Claro que una cosa es lo “iba” a suceder, y otra muy distinta es lo que realmente sucedió: el jueves pasado se conoció la decisión del intendente de transformar a la futura semipeatonal en peatonal. Nada que criticar por eso. Pero lo que era semitransparente por no haberse contratado a través de una licitación pública, ahora se está volviendo completamente opaco: el llamado a licitación privada y posterior adjudicación de la obra recayó en la firma Tordel SA, constituida hace apenas 4 meses. ¿No hay “empresarios pilarenses” (como le gusta decir al jefe comunal) con más trayectoria, y en consecuencia con menor riesgo de eventuales incumplimientos o inconvenientes para el municipio?. ¿No hay en Pilar ni siquiera 4 empresas constructoras que tengan buenos antecedentes y al menos un par de años de experiencia?. Las modificaciones anunciadas la semana pasada elevarán el monto de la obra en unos 200 mil pesos. Si sumamos al monto inicial esta ampliación, se superará ampliamente el monto que hubiera obligado a que el llamado a licitación fuese público. En cambio, con incrementos posteriores a la adjudicación, se gambetea una condición –la de llamar a licitación pública- que garantiza sin dudas una mayor transparencia.

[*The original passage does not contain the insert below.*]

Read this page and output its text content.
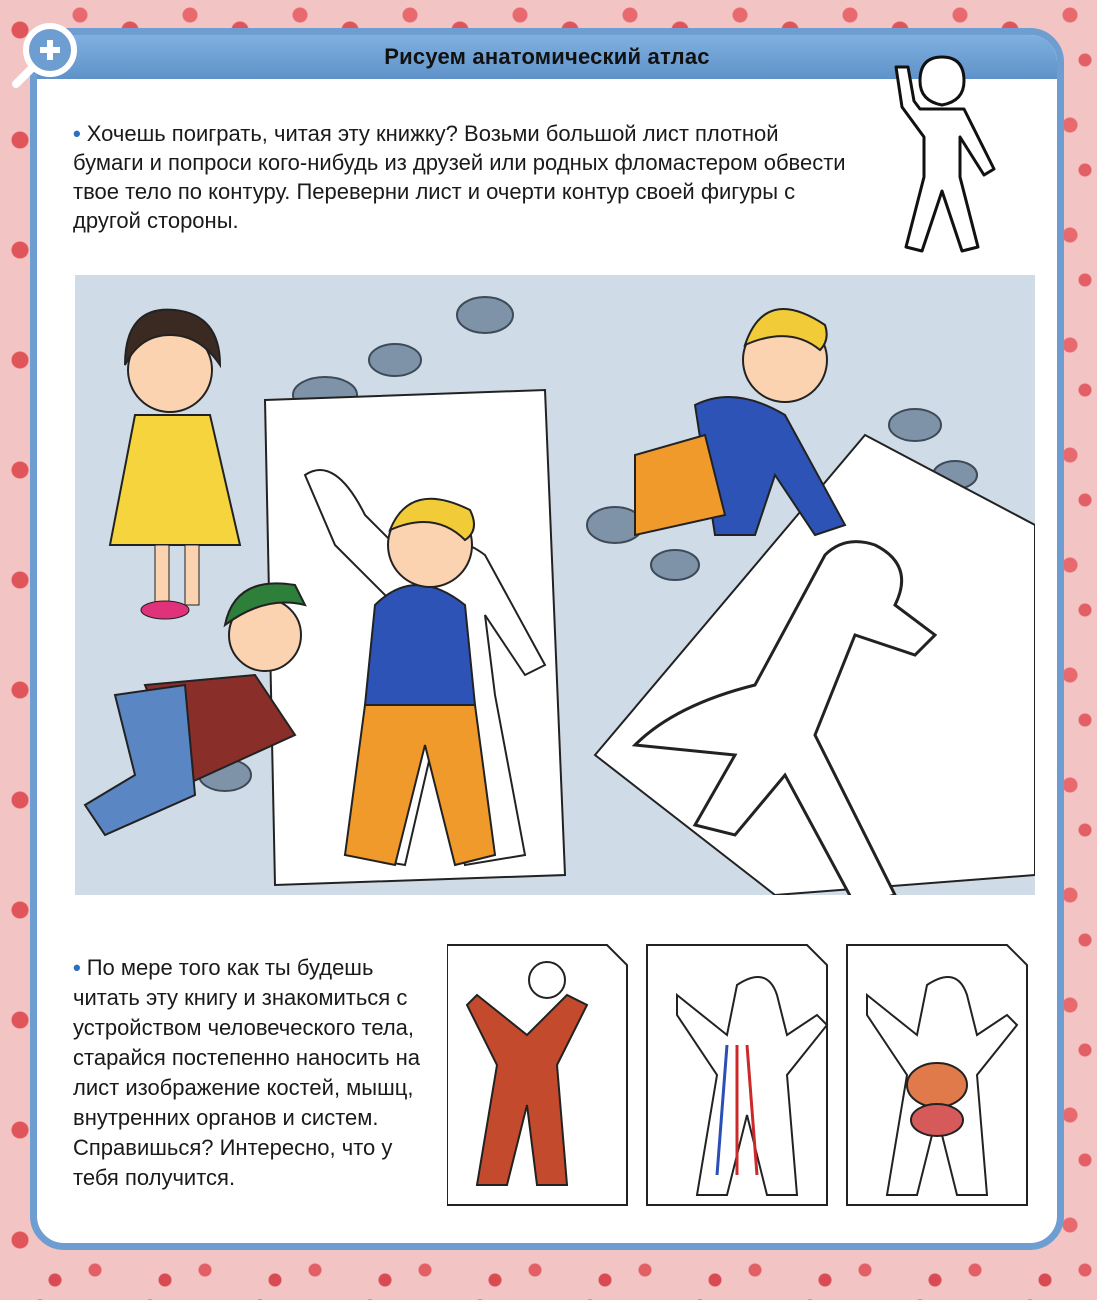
Рисуем анатомический атлас
• Хочешь поиграть, читая эту книжку? Возьми большой лист плотной бумаги и попроси кого-нибудь из друзей или родных фломастером обвести твое тело по контуру. Переверни лист и очерти контур своей фигуры с другой стороны.
• По мере того как ты будешь читать эту книгу и знакомиться с устройством человеческого тела, старайся постепенно наносить на лист изображение костей, мышц, внутренних органов и систем. Справишься? Интересно, что у тебя получится.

Todas estas cuestiones, que no son menores, se minimizarían si hubiera libre acceso a la información municipal. Pero no lo hay, y por los antecedentes de este gobierno, creo que se va a cumplir antes con la eterna promesa de asfaltar la Ruta 26, que lo que llevará contar con una ordenanza de libre acceso a la información.

Con información, los vecinos sabrían que hace más de un año, el gobierno prometió que a cambio de permitir el aumento del boleto de colectivos, las empresas cumplirían con circulación de móviles las 24 horas, una mayor frecuencia en los recorridos, la construcción de refugios en las paradas, etc. De todos esos compromisos, lo único que tenemos hoy es el boleto más caro.

Con información, los vecinos sabrían que el aumento en las tarifas de Sudamericana de Aguas (cuya segunda etapa se sentirá en el próximo mes de septiembre), fue aprobado por el gobierno argumentando que “van a hacer varias obras que si no las cumplen no se les dará el incremento”. Entre las obras, figuraban la creación de un ente de control y el compromiso de la empresa a erradicar la planta depuradora de la calle Champagnat haciéndose cargo de ese costo. Hasta ahora, lo único real es el aumento.

Fueron demasiadas las veces que el gobierno pidió sacrificios a los vecinos, prometiendo a cambio que el futuro sería mejor. Quizás en algunos meses, podremos sentarnos en alguno de los bancos de la peatonal a esperar sentados ese futuro que permanentemente se nos promete, pero que nunca llega.